Two steamboats built from the ground up will also be making an appearance, as will Elektra, based on the design for a Thames River pleasure craft. Another is a recreation of a 1950s American-style speedboat, complete with a V8 Chevy engine.
“You’ll see quite a range of boats there,” Robyn says.
Robyn, now 80, says her interest in boating has been in her blood since childhood.
“My father liked boats. We built a couple of little boats together and often went fishing together. It resonates with my childhood if nothing else.”
Her boat, Noosa, is the oldest of the pack, turning 100 “sometime this decade”. It started life as a hire boat on the Noosa River in Victoria – hence the name – before it was gifted to her in the 1980s.
She says upkeep is fairly simple given the bits for the old engines are still widely available on the market. That said, seven of the boats have been converted to run on electricity.
“I guess that’s a sign of the times, although electric boats were around before putt-putt boats. They date back to the 1880s.”
Generally, only electric boats are allowed on Lake Burley Griffin, but the club has been granted a permit that allows them to regularly take their ‘special-interest vessels’ out.
“To make the cut, they must be either more than 30 years old or a recreation of an old design, so you can still build yourself a brand-new boat, as long as it’s a traditional design,” Robyn says.
Most of the seasoned sailors go out on the lake during the afternoon when there is more wind, but the motorboats prefer the calmer waters of the morning.

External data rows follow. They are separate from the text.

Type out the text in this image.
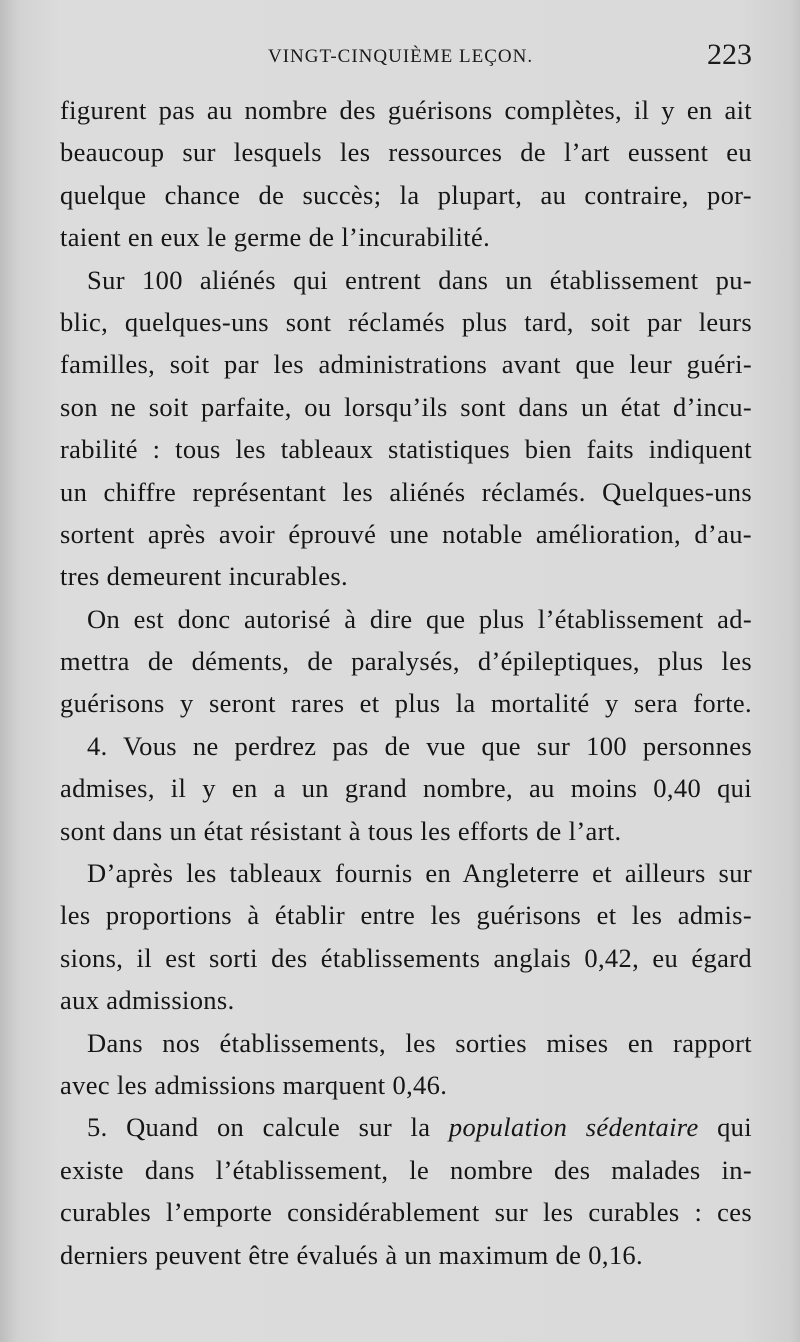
VINGT-CINQUIÈME LEÇON.	223
figurent pas au nombre des guérisons complètes, il y en ait
beaucoup sur lesquels les ressources de l’art eussent eu
quelque chance de succès; la plupart, au contraire, por-
taient en eux le germe de l’incurabilité.
Sur 100 aliénés qui entrent dans un établissement pu-
blic, quelques-uns sont réclamés plus tard, soit par leurs
familles, soit par les administrations avant que leur guéri-
son ne soit parfaite, ou lorsqu’ils sont dans un état d’incu-
rabilité : tous les tableaux statistiques bien faits indiquent
un chiffre représentant les aliénés réclamés. Quelques-uns
sortent après avoir éprouvé une notable amélioration, d’au-
tres demeurent incurables.
On est donc autorisé à dire que plus l’établissement ad-
mettra de déments, de paralysés, d’épileptiques, plus les
guérisons y seront rares et plus la mortalité y sera forte.
4. Vous ne perdrez pas de vue que sur 100 personnes
admises, il y en a un grand nombre, au moins 0,40 qui
sont dans un état résistant à tous les efforts de l’art.
D’après les tableaux fournis en Angleterre et ailleurs sur
les proportions à établir entre les guérisons et les admis-
sions, il est sorti des établissements anglais 0,42, eu égard
aux admissions.
Dans nos établissements, les sorties mises en rapport
avec les admissions marquent 0,46.
5. Quand on calcule sur la population sédentaire qui
existe dans l’établissement, le nombre des malades in-
curables l’emporte considérablement sur les curables : ces
derniers peuvent être évalués à un maximum de 0,16.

Robyn says the boating conditions on Lake Burley Griffin can still be unpredictable, but on the whole, “it’s a nice body of water to boat on”.

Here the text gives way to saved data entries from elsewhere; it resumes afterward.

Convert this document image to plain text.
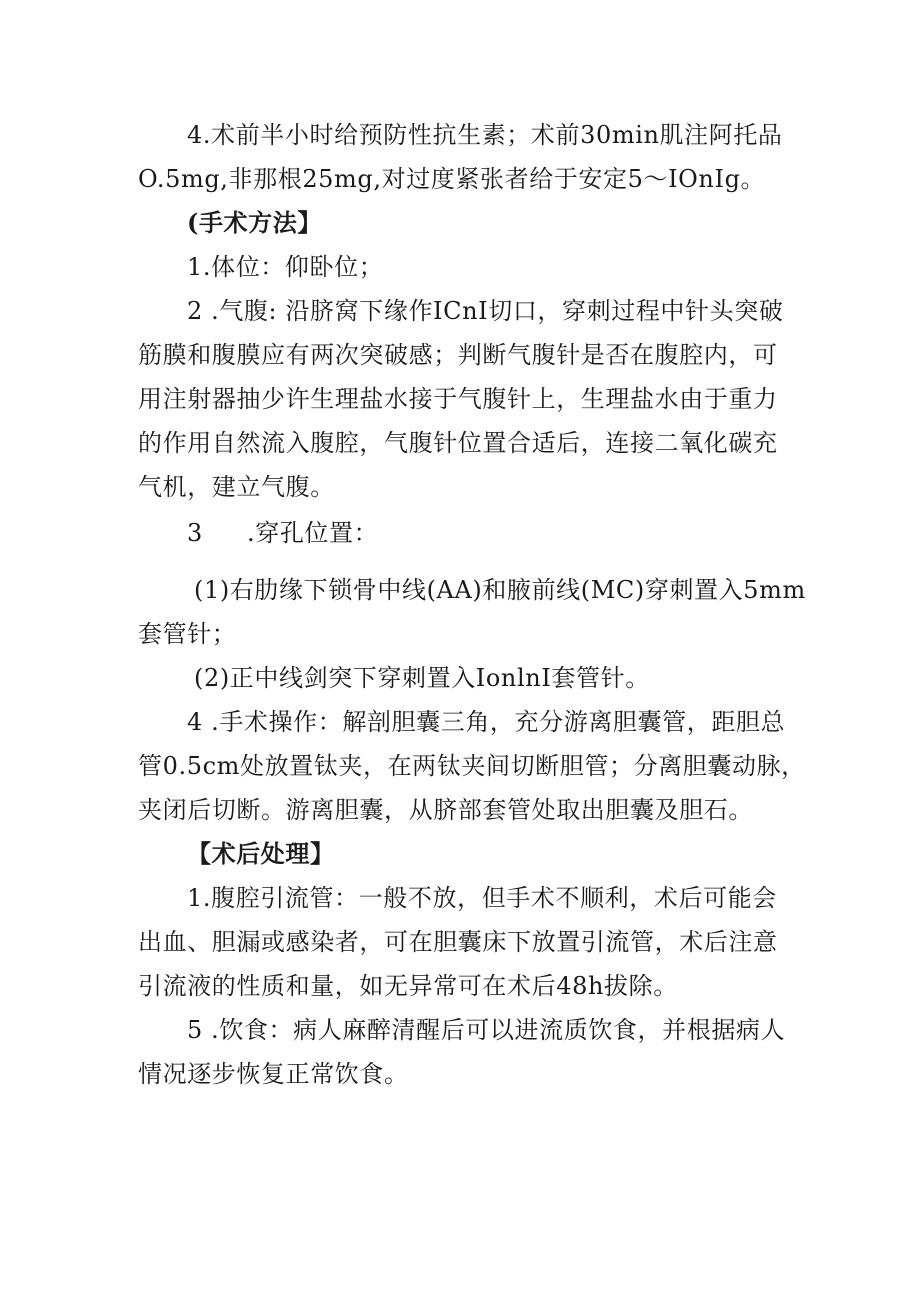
4.术前半小时给预防性抗生素；术前30min肌注阿托品
O.5mg,非那根25mg,对过度紧张者给于安定5～IOnIg。
(手术方法】
1.体位：仰卧位；
2 .气腹: 沿脐窝下缘作ICnI切口，穿刺过程中针头突破
筋膜和腹膜应有两次突破感；判断气腹针是否在腹腔内，可
用注射器抽少许生理盐水接于气腹针上，生理盐水由于重力
的作用自然流入腹腔，气腹针位置合适后，连接二氧化碳充
气机，建立气腹。
3 .穿孔位置：
(1)右肋缘下锁骨中线(AA)和腋前线(MC)穿刺置入5mm
套管针；
(2)正中线剑突下穿刺置入IonlnI套管针。
4 .手术操作：解剖胆囊三角，充分游离胆囊管，距胆总
管0.5cm处放置钛夹，在两钛夹间切断胆管；分离胆囊动脉，
夹闭后切断。游离胆囊，从脐部套管处取出胆囊及胆石。
【术后处理】
1.腹腔引流管：一般不放，但手术不顺利，术后可能会
出血、胆漏或感染者，可在胆囊床下放置引流管，术后注意
引流液的性质和量，如无异常可在术后48h拔除。
5 .饮食：病人麻醉清醒后可以进流质饮食，并根据病人
情况逐步恢复正常饮食。
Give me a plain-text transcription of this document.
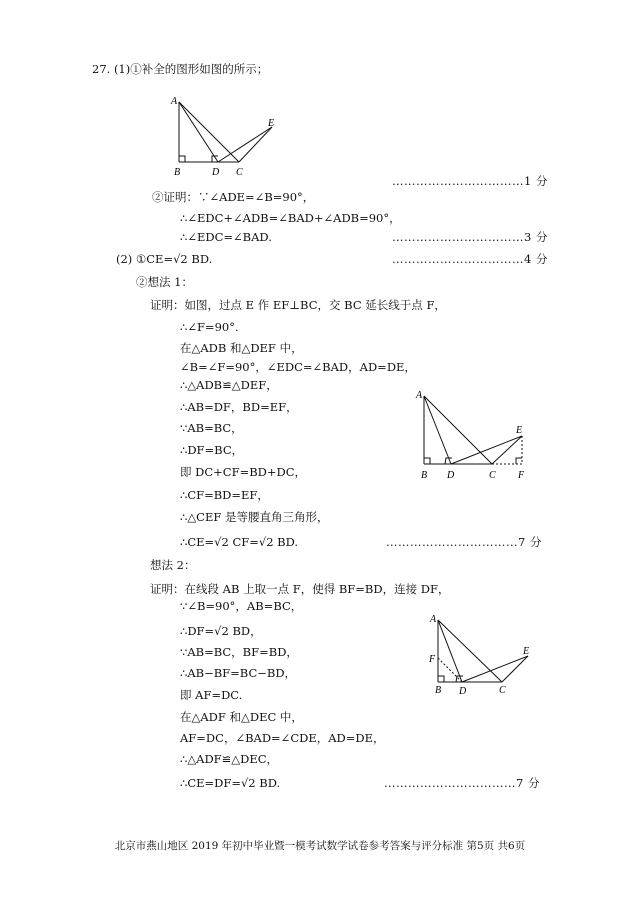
27. (1)①补全的图形如图的所示；
A
B	D C
E
……………………………1 分
②证明：∵∠ADE=∠B=90°，
∴∠EDC+∠ADB=∠BAD+∠ADB=90°，
∴∠EDC=∠BAD.	……………………………3 分
(2) ①CE=√2 BD.	……………………………4 分
②想法 1：
证明：如图，过点 E 作 EF⊥BC，交 BC 延长线于点 F，
∴∠F=90°.
在△ADB 和△DEF 中，
∠B=∠F=90°，∠EDC=∠BAD，AD=DE，
∴△ADB≌△DEF，
∴AB=DF，BD=EF，
∵AB=BC，
∴DF=BC，
即 DC+CF=BD+DC，
∴CF=BD=EF，
∴△CEF 是等腰直角三角形，
∴CE=√2 CF=√2 BD.	……………………………7 分
A
B D	C
E
F
想法 2：
证明：在线段 AB 上取一点 F，使得 BF=BD，连接 DF，
∵∠B=90°，AB=BC，
∴DF=√2 BD，
∵AB=BC，BF=BD，
∴AB−BF=BC−BD，
即 AF=DC.
在△ADF 和△DEC 中，
AF=DC，∠BAD=∠CDE，AD=DE，
∴△ADF≌△DEC，
∴CE=DF=√2 BD.	……………………………7 分
A
B D	C
E
F
北京市燕山地区 2019 年初中毕业暨一模考试数学试卷参考答案与评分标准 第5页 共6页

“Especially in autumn, when you’re out on the water away from the shore, it’s another world. It’s beautiful.”
The public is invited to wander down to the Canberra Yacht Club from 11 am to 2 pm on Saturday (9 April), where the boats will be on display.
They will travel down to Yarralumla from 2 pm. On Sunday morning, there will be a grand parade from Lotus Bay to Kingston Harbour (10 am to noon).
“There’s just something about hanging around boats, whether they’re old, new, wrecks, whatever, that is just endlessly fascinating,” Robyn says.